Een recent rapport van de Onderwijsinspectie heeft de schijnwerpers gericht op een alarmerende trend: de reken- en wiskundevaardigheden van veel leerlingen in de onderbouw van het voortgezet onderwijs blijven achter. Het rapport, gepubliceerd op 27 februari 2024, waarschuwt dat het behalen van het gewenste niveau een uitdaging vormt voor een grote groep leerlingen. In deze blog gaan we dieper in op de bevindingen van het rapport en bespreken we mogelijke oorzaken en oplossingen voor dit zorgwekkende probleem.
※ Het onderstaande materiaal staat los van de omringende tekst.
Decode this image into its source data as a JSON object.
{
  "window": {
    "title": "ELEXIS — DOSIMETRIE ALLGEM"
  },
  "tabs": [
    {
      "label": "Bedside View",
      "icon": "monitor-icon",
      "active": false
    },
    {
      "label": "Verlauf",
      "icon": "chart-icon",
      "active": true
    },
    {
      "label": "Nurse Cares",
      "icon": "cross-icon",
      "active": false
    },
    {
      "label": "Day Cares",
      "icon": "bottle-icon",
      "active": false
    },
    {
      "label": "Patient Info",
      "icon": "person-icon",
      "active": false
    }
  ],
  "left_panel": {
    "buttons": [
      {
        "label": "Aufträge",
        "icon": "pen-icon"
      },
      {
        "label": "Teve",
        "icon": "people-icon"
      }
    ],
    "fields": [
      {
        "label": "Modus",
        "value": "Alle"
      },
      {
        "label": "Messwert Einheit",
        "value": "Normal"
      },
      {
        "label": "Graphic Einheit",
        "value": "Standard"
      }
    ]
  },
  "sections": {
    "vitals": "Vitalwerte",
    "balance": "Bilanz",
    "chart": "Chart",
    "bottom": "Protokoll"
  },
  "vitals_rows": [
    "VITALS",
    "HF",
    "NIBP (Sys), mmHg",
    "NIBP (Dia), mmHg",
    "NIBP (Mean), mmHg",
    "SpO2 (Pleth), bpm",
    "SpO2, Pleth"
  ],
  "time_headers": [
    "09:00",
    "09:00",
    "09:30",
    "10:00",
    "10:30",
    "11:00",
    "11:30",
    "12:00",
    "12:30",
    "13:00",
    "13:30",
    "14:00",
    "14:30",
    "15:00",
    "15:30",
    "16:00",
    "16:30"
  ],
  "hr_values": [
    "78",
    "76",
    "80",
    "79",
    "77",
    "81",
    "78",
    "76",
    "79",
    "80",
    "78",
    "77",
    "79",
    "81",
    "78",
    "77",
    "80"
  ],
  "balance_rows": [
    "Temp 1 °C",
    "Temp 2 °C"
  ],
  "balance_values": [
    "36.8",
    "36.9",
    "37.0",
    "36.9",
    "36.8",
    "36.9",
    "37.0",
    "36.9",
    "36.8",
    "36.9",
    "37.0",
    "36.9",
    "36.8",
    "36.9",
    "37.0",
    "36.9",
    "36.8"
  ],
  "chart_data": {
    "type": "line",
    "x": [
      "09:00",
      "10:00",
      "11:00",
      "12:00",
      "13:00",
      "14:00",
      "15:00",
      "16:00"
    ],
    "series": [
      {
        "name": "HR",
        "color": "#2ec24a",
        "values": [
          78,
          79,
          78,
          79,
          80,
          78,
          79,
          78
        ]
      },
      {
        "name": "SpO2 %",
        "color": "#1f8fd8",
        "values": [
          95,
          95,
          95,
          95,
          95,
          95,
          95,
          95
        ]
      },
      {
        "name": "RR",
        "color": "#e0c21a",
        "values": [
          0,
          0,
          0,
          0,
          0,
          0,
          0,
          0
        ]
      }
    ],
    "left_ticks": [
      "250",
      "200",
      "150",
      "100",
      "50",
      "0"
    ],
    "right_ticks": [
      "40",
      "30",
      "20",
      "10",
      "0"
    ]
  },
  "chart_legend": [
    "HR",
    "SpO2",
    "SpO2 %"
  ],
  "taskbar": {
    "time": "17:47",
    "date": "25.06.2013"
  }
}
INSPECTIE VAN ONDERWIJS SLAAT ALARM
Het rapport van de Onderwijsinspectie benadrukt dat veel leerlingen in de onderbouw van het voortgezet onderwijs het referentieniveau 1F voor rekenen en wiskunde nog niet hebben behaald. Dit niveau wordt beschouwd als de basisvaardigheid die leerlingen nodig hebben om goed te kunnen functioneren in de samenleving. Het feit dat een groot deel van de leerlingen dit niveau nog niet heeft bereikt, is reden tot bezorgdheid en vraagt om nader onderzoek en oplossingen zowel op school- als beleidsniveau.
MOGELIJKE OORZAKEN VAN ACHTERBLIJVENDE VAARDIGHEDEN
Het rapport wijst op verschillende mogelijke oorzaken van de achterblijvende reken- en wiskundevaardigheden. Een van de genoemde factoren is de variatie aan instroomniveaus van leerlingen. Het lijkt erop dat het huidige onderwijssysteem mogelijk niet voldoende is aangepast om tegemoet te komen aan de verschillende leerbehoeften van individuele studenten. Daarnaast kunnen de manier van lesgeven en de te geringe ondersteuning van docenten bijdragen aan de stagnatie van de rekenontwikkeling bij leerlingen.
afbeelding: wiskunde theorie uit boek "Pi is zijn cirkel kwijt"
afbeelding: vertaling van theorie naar uitleg voor kinderen uit boek "Pi is zijn cirkel kwijt"
UITDAGINGEN
Om deze uitdagingen aan te pakken, benadrukt het rapport de noodzaak van gerichte verbeteringen op zowel schoolniveau als op beleidsniveau. Scholen worden gevraagd om hun onderwijspraktijken te evalueren en waar nodig aan te passen om effectiever om te gaan met diversiteit in vaardigheden en leerstijlen.
Het rapport benadrukt ook het belang van vroegtijdige signalering van achterstanden en het bieden van passende ondersteuning aan leerlingen die extra hulp nodig hebben.
CONCLUSIE
Het rapport van de Onderwijsinspectie onderstreept een dringende behoefte aan actie om de achterblijvende reken- en wiskundevaardigheden van onderbouwleerlingen in het voortgezet onderwijs aan te pakken. Scholen, docenten, beleidsmakers en andere belanghebbenden moeten gezamenlijk werken aan het identificeren van oorzaken en het implementeren van effectieve oplossingen. Alleen door samen te werken kunnen we een solide basis bieden voor de toekomstige successen van onze leerlingen.
Referentie:
Inspectie van het Onderwijs. (2024, 27 februari). Reken- en Wiskundevaardigheden van veel leerlingen in onderbouw voortgezet onderwijs blijven achter.
VISIE GRANDPI
De conceptontwikkelaar van GrandPi is een wiskunde docent met meer dan 25 jaar ervaring. Hij onderschrijft de bevindingen uit het rapport van de Onderwijsinspectie volledig. Dit is de reden geweest om het prentenboek ‘Pi is zijn cirkel” kwijt te ontwikkelen. In dit prentenboek maken kinderen al op jonge leeftijd kennis met wiskundige begrippen op een speelse manier. Door het regelmatig voorlezen van het boek worden bepaalde begrippen een vanzelfsprekendheid. In het geval van het boek “Pi is zijn cirkel kwijt”, maken de vrienden Pi en Straaltje samen een cirkel. Voor de kleinzoons van de docent is dit inmiddels een vaststaand feit, een rondje is een cirkel en daar heb je Pi en straal voor nodig. Zoals de docent altijd zegt, “als je op jonge leeftijd de zaadjes voor de wiskunde plant, dan pluk je daar op latere leeftijd de vruchten van”. Uiteraard gaat hij in volgende boeken nog meer wiskundige begrippen toegankelijk maken voor jonge kinderen. Deel twee “Pi en de dobbelsteen”, alles over vierkanten en kubussen is bijna afgerond.